A Generation Stuck in the Wrong Generation? The modern drought of cultural movements

By Charlotte Harris

 

 

 

 

When I remember my university days I think about watching telly with my housemates. Our favourite programmes were University Challenge, Top of The Pops and Blackadder. We all knew which of The Young Ones we were most like, and we could quote entire scenes from The League of Gentlemen. I remember sunny afternoons spent listening to our tinny radio in the garden. We bonded deeply over music, and frequented our local vinyl shops to hunt for CDs and records by the likes of The Beatles, The Jam, The Who, and The Smiths, and we loved going to gigs. Blondie, Gary Numan, and The Manic Street Preachers were some of the highlights. When we were getting ready to head out for the evening, or nursing our hangovers the next day, we would stick on a movie - The Blues Brothers, Trainspotting, The Graduate, or anything that happened to be playing on BBC Four.

 

My uni experience will sound familiar to many of you reading this. But here’s the odd thing: my friends and I graduated in 2023. We were born in 2002, and we consumed all of this media with our iPhones within an arm’s reach. So why were we culturally stuck in a century that we weren’t even alive in? 

Perhaps it’s true that we were all doing the classic student thing of being overly pretentious in a bid to look cool, but I also think that the reason our tastes were rooted so firmly in the culture of an earlier generation, was - ironically - because we were products of our own time. 

 

Adoration for twentieth century media is rife amongst young people. Gen-Z have put the likes of Kate Bush and Fleetwood Mac back in the charts. By typing ‘film recommendations’ into TikTok, hordes of other youngsters are recommending films like The Shawshank Redemption, Casablanca and Ferris Bueller’s Days Off. Today’s youth aren’t afraid to love the same things their parents did. 

 

As a concept, this is not new. The Northern Soul movement, for instance, saw the youth of 1970s Northern England embrace Motown from 1960s America. Similarly, the success of Britpop in the 1990s was down to huge interest in the British Invasion music of the 1960s.

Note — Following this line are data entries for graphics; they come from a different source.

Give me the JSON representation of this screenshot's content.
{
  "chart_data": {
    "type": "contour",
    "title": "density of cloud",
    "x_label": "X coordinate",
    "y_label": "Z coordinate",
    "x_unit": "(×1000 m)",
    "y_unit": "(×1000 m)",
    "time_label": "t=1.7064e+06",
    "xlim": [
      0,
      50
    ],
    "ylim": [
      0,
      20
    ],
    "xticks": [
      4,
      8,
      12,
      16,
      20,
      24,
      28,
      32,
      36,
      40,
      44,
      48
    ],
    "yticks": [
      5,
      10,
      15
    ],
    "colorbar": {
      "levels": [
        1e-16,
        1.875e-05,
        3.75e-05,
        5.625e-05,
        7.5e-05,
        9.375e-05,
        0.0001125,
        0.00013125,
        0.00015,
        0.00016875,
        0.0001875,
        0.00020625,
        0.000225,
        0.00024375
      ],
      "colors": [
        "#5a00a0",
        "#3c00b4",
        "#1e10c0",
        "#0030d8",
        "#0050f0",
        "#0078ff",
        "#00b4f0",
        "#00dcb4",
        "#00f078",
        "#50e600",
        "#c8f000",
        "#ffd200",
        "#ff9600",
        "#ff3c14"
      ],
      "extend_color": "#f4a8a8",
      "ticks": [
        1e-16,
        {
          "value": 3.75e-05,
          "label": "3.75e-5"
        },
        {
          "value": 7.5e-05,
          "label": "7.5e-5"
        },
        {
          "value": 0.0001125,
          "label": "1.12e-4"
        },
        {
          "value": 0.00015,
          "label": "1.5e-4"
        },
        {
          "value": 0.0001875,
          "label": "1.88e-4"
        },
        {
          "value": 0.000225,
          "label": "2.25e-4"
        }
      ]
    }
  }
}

However, in these cases the new generations were borrowing culture from a specific place in time and embedding it into their own identity. For Gen-Z, it is not so much that specific old things are making a resurgence, but simply that anything can be on trend. In the short term, this is brilliant. The wealth of choice gives us unlimited options, and feeds into our desire for rapidly changing fashions.

 
 
 
 

But herein lies my fear: which cultural identifiers will Gen-Z be able to claim as our own? How is our coming of age to be remembered and celebrated by future generations? Where are our Teddy Boys and Punks? What will our equivalents be of the Mods and Rockers? Which bits of culture will bind us from our music taste and questionable hairstyles to our friendships and principles? So far my list extends as far as Roadmen, and Emos - although I haven’t seen many of those in the wild for some time. 

 

Let’s face it: our access to unlimited content has resulted in a weird kind of cultural isolation. Whilst my housemates and I were able to influence each other and grow our tastes together, the majority of young people today live with their parents. We can’t exist freely amongst other young people as previous generations did, and so we suffer from cultural drift, and lack a sense of common belonging. 

Perhaps I’m being a little over dramatic. After all, in years to come our generation will at least be able to reminisce over the pandemic, Barbenheimer, and Iconic Vine Compilations. And there's still a lot of room left in the decade for exciting things to kick off. 

 

For now, it’s too early to draw any conclusions on Gen-Z. Time will have to pass, as it tends to do, and one day we’ll find ourselves boasting that the 2010s and 2020s were a golden age. In return, our children will start ‘discovering’ the likes of Taylor Swift and Billie Eilish, and wearing COVID masks as a fashion choice. Oh, how wonderful it is to be young and ridiculous!